Don Quixote, by Miguel de Cervantes
I first read this in college, expecting a dusty 500-year-old classic. The joke was on me, literally. This book, one of the first true novels, remains fresh and hilarious to this day, an earthy and poignant delight.
The Scarlet Letter, by Nathaniel Hawthorne
I hated this in high school, because I was young and couldn’t see myself or my world in the story of Hester Prynne. But then I reread it a few years ago, and realized that it contained a blueprint for the sexual revolution, the eternal clash between unruly desire and oppressive social convention. It’s all right here.
Ethan Frome, by Edith Wharton
Only a few works of fiction can reasonably be called “perfect,†and this is one of them. There’s a crystalline purity to the prose, and a wintry sadness in the story. It gets deep in your bones.
Winesburg, Ohio, by Sherwood Anderson
A strange and beautiful book about the lonely souls and thwarted dreamers who inhabit a small Ohio town. There’s no sentimentality in Anderson’s vision, no nostalgia for Middle America in a simpler time. Winesburg is a place where people are doomed to remain a mystery to their neighbors, and even to themselves.
The Complete Stories of Flannery O’Connor, by Flannery O’Connor
A friend of mine turned me on to O’Connor in high school, and I’ve been reading her ever since, constantly amazed at her bold vision and wicked sense of humor. She’s one of the few writers I know who make religion seem like a radical challenge, rather than a source of comfort.
The Autobiography of Malcolm X, as told to Alex Haley
Is there a more American book than this bitter indictment of America? It’s a kind of Horatio Alger story, a small-time pimp and hustler educating himself in prison, undergoing a religious conversion, and reinventing himself as a fearless truth-teller and political firebrand. Malcolm’s voice is alive on the page from the very first sentence.

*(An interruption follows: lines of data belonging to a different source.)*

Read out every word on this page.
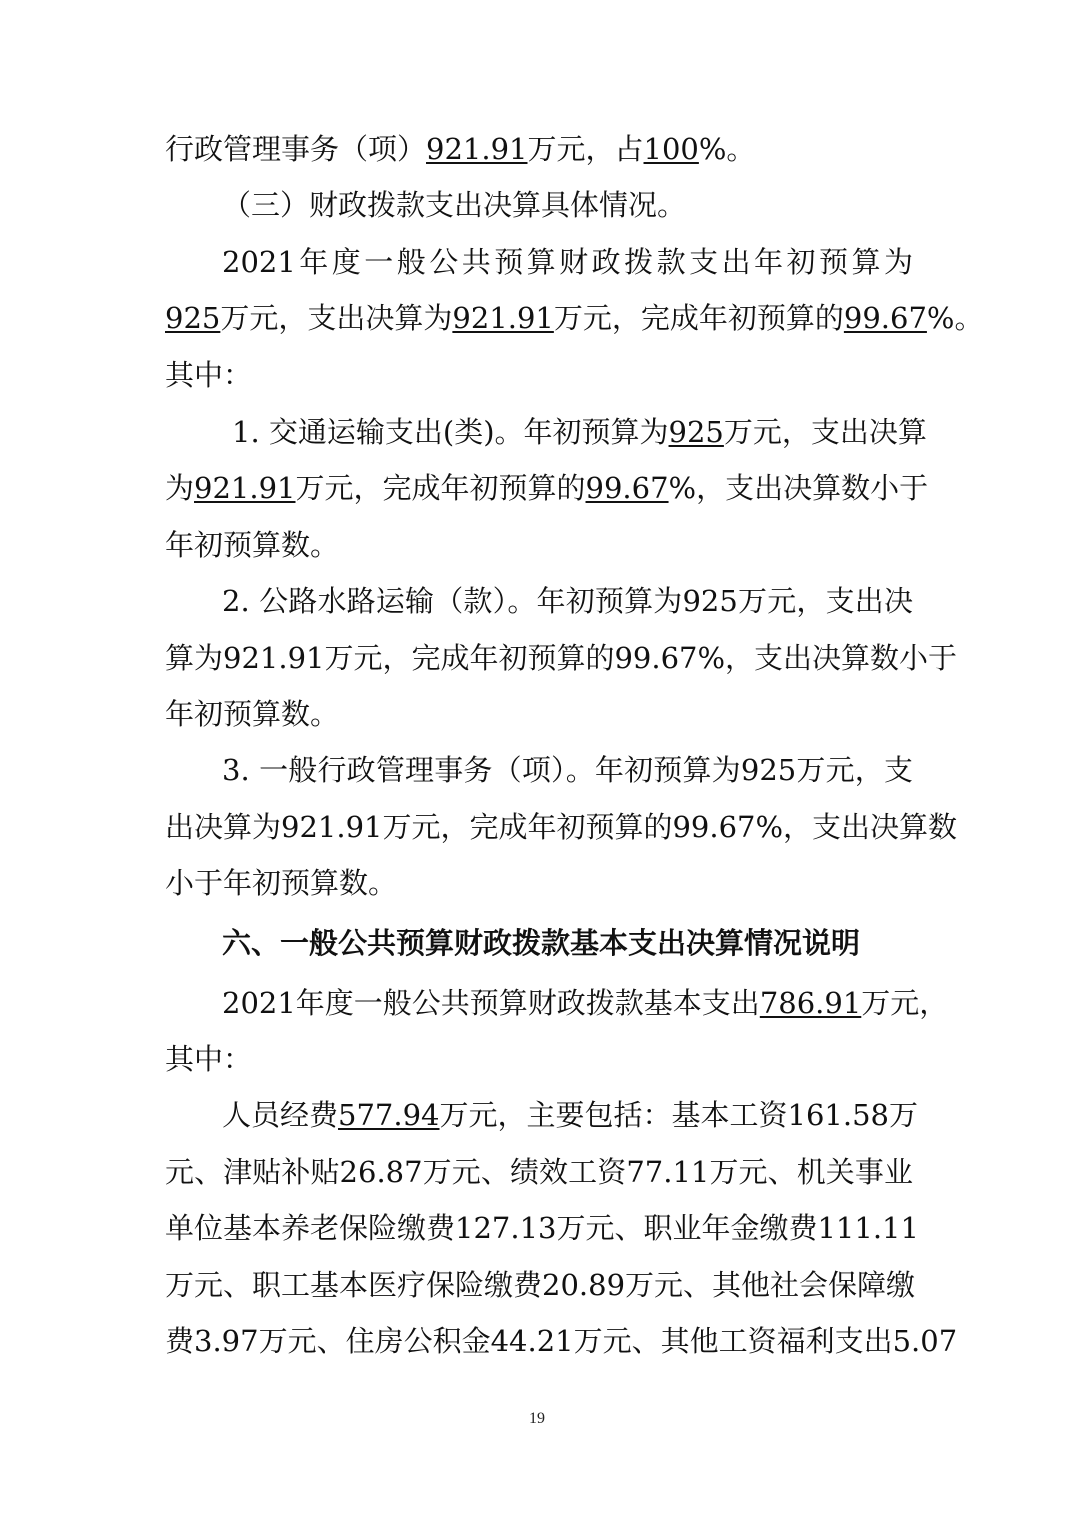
行政管理事务（项）921.91万元，占100%。
（三）财政拨款支出决算具体情况。
2021年度一般公共预算财政拨款支出年初预算为
925万元，支出决算为921.91万元，完成年初预算的99.67%。
其中：
1. 交通运输支出(类)。年初预算为925万元，支出决算
为921.91万元，完成年初预算的99.67%，支出决算数小于
年初预算数。
2. 公路水路运输（款）。年初预算为925万元，支出决
算为921.91万元，完成年初预算的99.67%，支出决算数小于
年初预算数。
3. 一般行政管理事务（项）。年初预算为925万元，支
出决算为921.91万元，完成年初预算的99.67%，支出决算数
小于年初预算数。
六、一般公共预算财政拨款基本支出决算情况说明
2021年度一般公共预算财政拨款基本支出786.91万元，
其中：
人员经费577.94万元，主要包括：基本工资161.58万
元、津贴补贴26.87万元、绩效工资77.11万元、机关事业
单位基本养老保险缴费127.13万元、职业年金缴费111.11
万元、职工基本医疗保险缴费20.89万元、其他社会保障缴
费3.97万元、住房公积金44.21万元、其他工资福利支出5.07
19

Last Train to Memphis, by Peter Guralnick
Forget rock and roll, this is one of the greatest biographies I’ve ever read on any subject. Guralnick makes us feel Elvis Presley’s dizzying rise to superstardom as the unprecedented cultural phenomenon it was — Elvis didn’t know what he was trying to be, because nothing like Elvis had ever existed before.
The Periodic Table, by Primo Levi
Levi is best known for his unflinching Holocaust memoirs, but this is a sunnier work, the autobiography of a chemist, narrated in a humane and sometimes lighthearted voice. There’s a deep love for the physical world in these pages, and an infectious sense of wonder.
Behind the Beautiful Forevers, by Katherine Boo
This harrowing account of life in a slum near the Mumbai airport is a kind of literary miracle. Boo captures the texture of the place, and the hopes and struggles of its residents, with an intimacy that a novelist can only envy.
Can’t We Talk About Something More Pleasant? by Roz Chast
Roz Chast is always funny, but this graphic memoir about caring for her aging parents is also raw, brutally honest, and heartbreaking. It’s an unsparing portrait of decline, but also a loving act of witness; it tells the truth without sugar-coating or looking away.